About the question of writing, he said while crossing the element of pleasure, one reached a realization that somebody else would read it and be critical about it. At this point, the writer would try to make sure that he made the reader want to read more about his subject. “There is a difference between writing for yourself and writing to be read by somebody else,” he added.

DAMON GALGUT: Damon Galgut, the Booker Prize winner of 2021, in South Africa, so much money had been stolen and many state institutions had been hollowed out while so much time has been lost.

“At this time all South Africans are feeling despair. The only consolation is that the rest of the world is in an appalling state too,” he said this about the situation in South Africa while talking to Syima Aslam of the Bradford Literature Festival on a session, ‘The Political Cycles of South Africa”.

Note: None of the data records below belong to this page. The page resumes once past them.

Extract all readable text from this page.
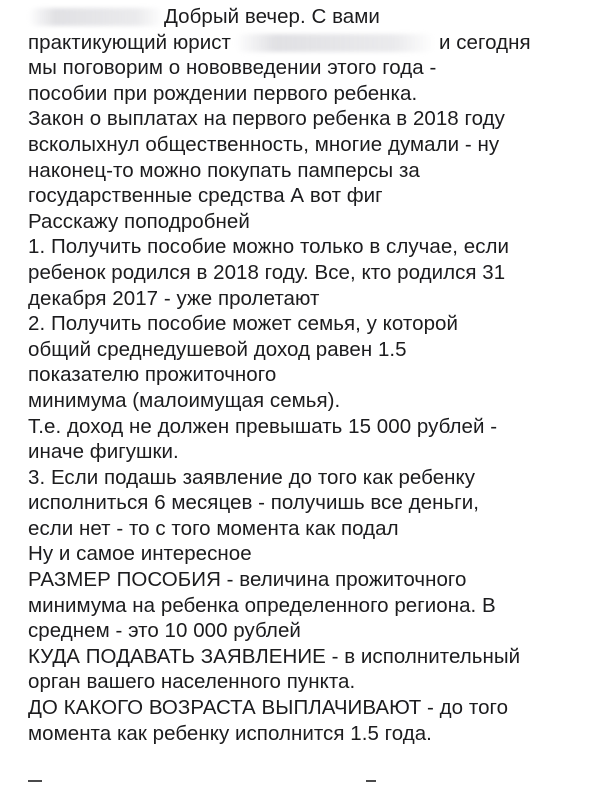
Добрый вечер. С вами
практикующий юрист	и сегодня
мы поговорим о нововведении этого года -
пособии при рождении первого ребенка.

Закон о выплатах на первого ребенка в 2018 году
всколыхнул общественность, многие думали - ну
наконец-то можно покупать памперсы за
государственные средства А вот фиг

Расскажу поподробней

1. Получить пособие можно только в случае, если
ребенок родился в 2018 году. Все, кто родился 31
декабря 2017 - уже пролетают

2. Получить пособие может семья, у которой
общий среднедушевой доход равен 1.5
показателю прожиточного
минимума (малоимущая семья).

Т.е. доход не должен превышать 15 000 рублей -
иначе фигушки.

3. Если подашь заявление до того как ребенку
исполниться 6 месяцев - получишь все деньги,
если нет - то с того момента как подал

Ну и самое интересное

РАЗМЕР ПОСОБИЯ - величина прожиточного
минимума на ребенка определенного региона. В
среднем - это 10 000 рублей

КУДА ПОДАВАТЬ ЗАЯВЛЕНИЕ - в исполнительный
орган вашего населенного пункта.

ДО КАКОГО ВОЗРАСТА ВЫПЛАЧИВАЮТ - до того
момента как ребенку исполнится 1.5 года.
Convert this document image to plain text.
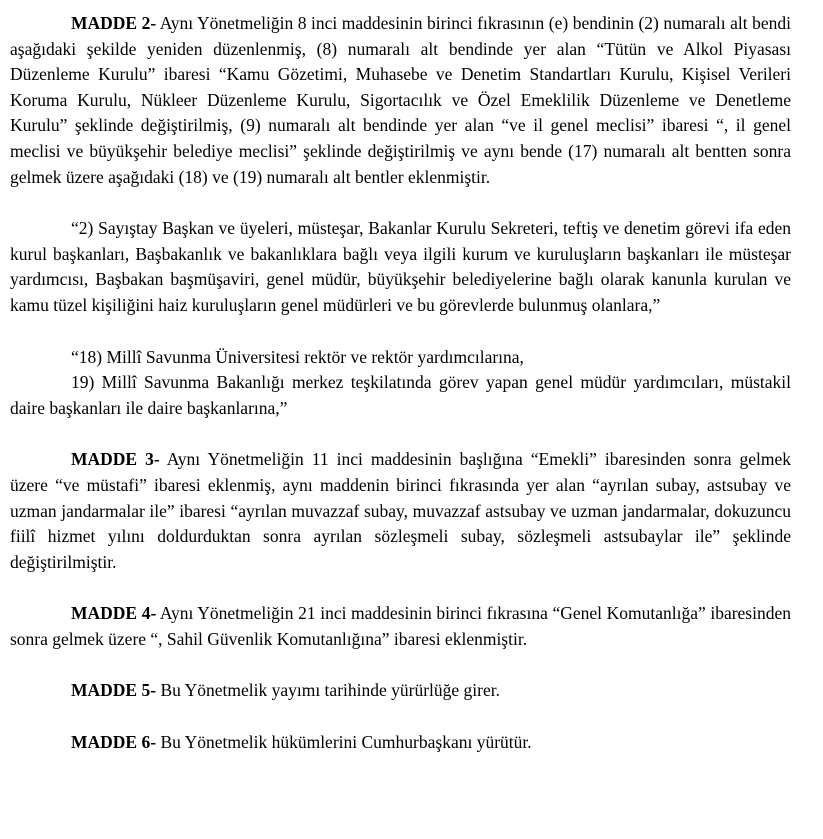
MADDE 2- Aynı Yönetmeliğin 8 inci maddesinin birinci fıkrasının (e) bendinin (2) numaralı alt bendi aşağıdaki şekilde yeniden düzenlenmiş, (8) numaralı alt bendinde yer alan “Tütün ve Alkol Piyasası Düzenleme Kurulu” ibaresi “Kamu Gözetimi, Muhasebe ve Denetim Standartları Kurulu, Kişisel Verileri Koruma Kurulu, Nükleer Düzenleme Kurulu, Sigortacılık ve Özel Emeklilik Düzenleme ve Denetleme Kurulu” şeklinde değiştirilmiş, (9) numaralı alt bendinde yer alan “ve il genel meclisi” ibaresi “, il genel meclisi ve büyükşehir belediye meclisi” şeklinde değiştirilmiş ve aynı bende (17) numaralı alt bentten sonra gelmek üzere aşağıdaki (18) ve (19) numaralı alt bentler eklenmiştir.

“2) Sayıştay Başkan ve üyeleri, müsteşar, Bakanlar Kurulu Sekreteri, teftiş ve denetim görevi ifa eden kurul başkanları, Başbakanlık ve bakanlıklara bağlı veya ilgili kurum ve kuruluşların başkanları ile müsteşar yardımcısı, Başbakan başmüşaviri, genel müdür, büyükşehir belediyelerine bağlı olarak kanunla kurulan ve kamu tüzel kişiliğini haiz kuruluşların genel müdürleri ve bu görevlerde bulunmuş olanlara,”

“18) Millî Savunma Üniversitesi rektör ve rektör yardımcılarına,

19) Millî Savunma Bakanlığı merkez teşkilatında görev yapan genel müdür yardımcıları, müstakil daire başkanları ile daire başkanlarına,”

MADDE 3- Aynı Yönetmeliğin 11 inci maddesinin başlığına “Emekli” ibaresinden sonra gelmek üzere “ve müstafi” ibaresi eklenmiş, aynı maddenin birinci fıkrasında yer alan “ayrılan subay, astsubay ve uzman jandarmalar ile” ibaresi “ayrılan muvazzaf subay, muvazzaf astsubay ve uzman jandarmalar, dokuzuncu fiilî hizmet yılını doldurduktan sonra ayrılan sözleşmeli subay, sözleşmeli astsubaylar ile” şeklinde değiştirilmiştir.

MADDE 4- Aynı Yönetmeliğin 21 inci maddesinin birinci fıkrasına “Genel Komutanlığa” ibaresinden sonra gelmek üzere “, Sahil Güvenlik Komutanlığına” ibaresi eklenmiştir.

MADDE 5- Bu Yönetmelik yayımı tarihinde yürürlüğe girer.

MADDE 6- Bu Yönetmelik hükümlerini Cumhurbaşkanı yürütür.
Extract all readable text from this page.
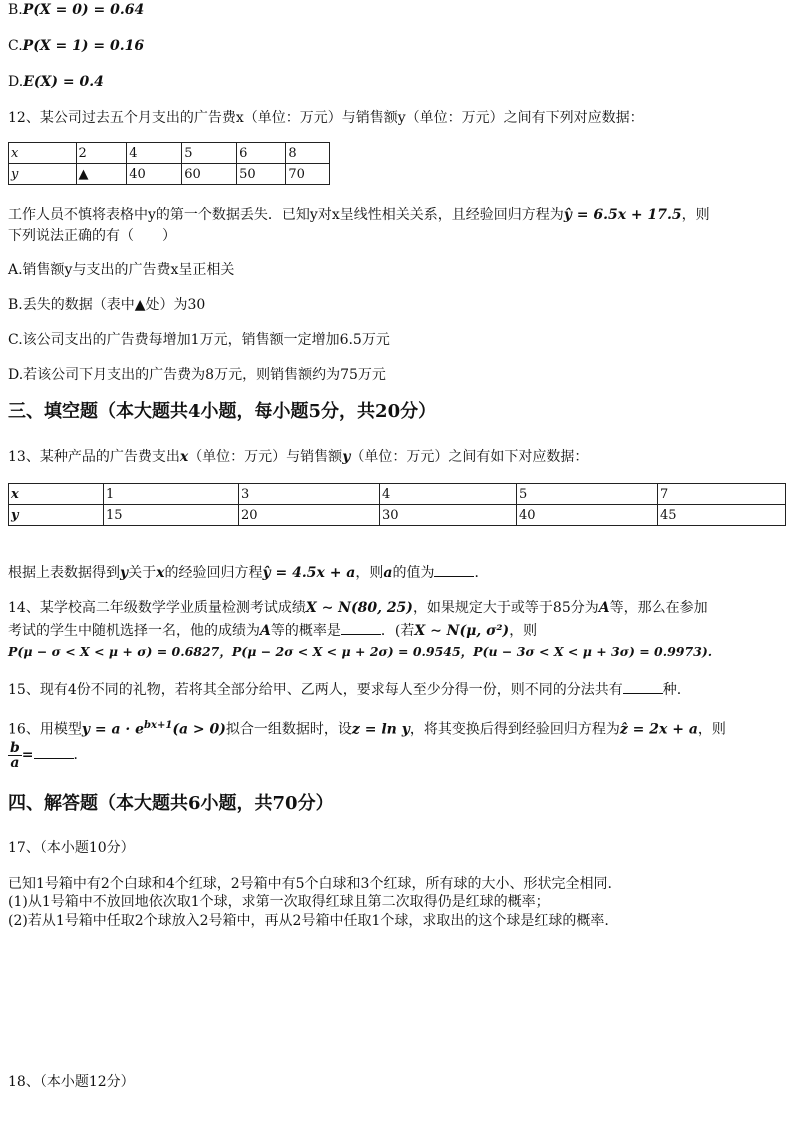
B.P(X = 0) = 0.64
C.P(X = 1) = 0.16
D.E(X) = 0.4
12、某公司过去五个月支出的广告费x（单位：万元）与销售额y（单位：万元）之间有下列对应数据：
x	2	4	5	6	8
y	▲	40	60	50	70
工作人员不慎将表格中y的第一个数据丢失．已知y对x呈线性相关关系，且经验回归方程为ŷ = 6.5x + 17.5，则
下列说法正确的有（　　）
A.销售额y与支出的广告费x呈正相关
B.丢失的数据（表中▲处）为30
C.该公司支出的广告费每增加1万元，销售额一定增加6.5万元
D.若该公司下月支出的广告费为8万元，则销售额约为75万元
三、填空题（本大题共4小题，每小题5分，共20分）
13、某种产品的广告费支出x（单位：万元）与销售额y（单位：万元）之间有如下对应数据：
x	1	3	4	5	7
y	15	20	30	40	45
根据上表数据得到y关于x的经验回归方程ŷ = 4.5x + a，则a的值为	．
14、某学校高二年级数学学业质量检测考试成绩X ∼ N(80, 25)，如果规定大于或等于85分为A等，那么在参加
考试的学生中随机选择一名，他的成绩为A等的概率是	．(若X ∼ N(μ, σ²)，则
P(μ − σ < X < μ + σ) = 0.6827，P(μ − 2σ < X < μ + 2σ) = 0.9545，P(u − 3σ < X < μ + 3σ) = 0.9973).
15、现有4份不同的礼物，若将其全部分给甲、乙两人，要求每人至少分得一份，则不同的分法共有	种.
16、用模型$y = a \cdot e^{bx+1}(a > 0)$拟合一组数据时，设z = ln y，将其变换后得到经验回归方程为ẑ = 2x + a，则
$\frac{b}{a}$ =	．
四、解答题（本大题共6小题，共70分）
17、（本小题10分）
已知1号箱中有2个白球和4个红球，2号箱中有5个白球和3个红球，所有球的大小、形状完全相同.
(1)从1号箱中不放回地依次取1个球，求第一次取得红球且第二次取得仍是红球的概率；
(2)若从1号箱中任取2个球放入2号箱中，再从2号箱中任取1个球，求取出的这个球是红球的概率.
18、（本小题12分）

When asked what he would do to change the situation, he said he would reshape the budget. “Why has so much money gone to the military? The real reason is that because it’s really easy to skim. I think a lot of the reason for the money going to the institutions like the military is that it’s very easy to skim off the top of those kinds of deals compared to useful social projects.”

Galgut said he would reconstitute the budget and put more money into housing and education and the pressing human needs rather than abstract state needs.

The Booker Prize winner said though he was writing about white South Africans, he wanted to convey to the readers a sense of how invisible their black counterparts were. He said he decided not leave it to his imagination to pass a certain threshold, which was essentially the point that white South Africans were not prepared to imagine–the lives of other South Africans.

“I wanted to make the readers aware and as uncomfortable as possible about ourselves. I wanted the silence (of black South Africans) to be eloquent”.

“It really gives me no pleasure to say that I am not really hurtful about the South Africa at the moment. There was a sense in the 1990s when we had the first democratic election. There was a kind of delirious feeling in the air that everything was possible and we could absolutely rewrite the future. That seems quaint and naïve in retrospect. There a kind of goodwill on the part not only of black South Africans but also on the part of white South Africans.”

He said later a socialist organisation following socialist principles came to power and the decision was made to follow neoliberal capitalism with the hope that money would trickle down to the poor which it never did. In the 1990s, we were asked to pay wealth tax to educate the poor a lot of us would have given it but that’s no longer true at this point, 30 years into democracy.

“If since the 1990s we would have put money into education and housing, we would have been in a very good position now,” the novelist added.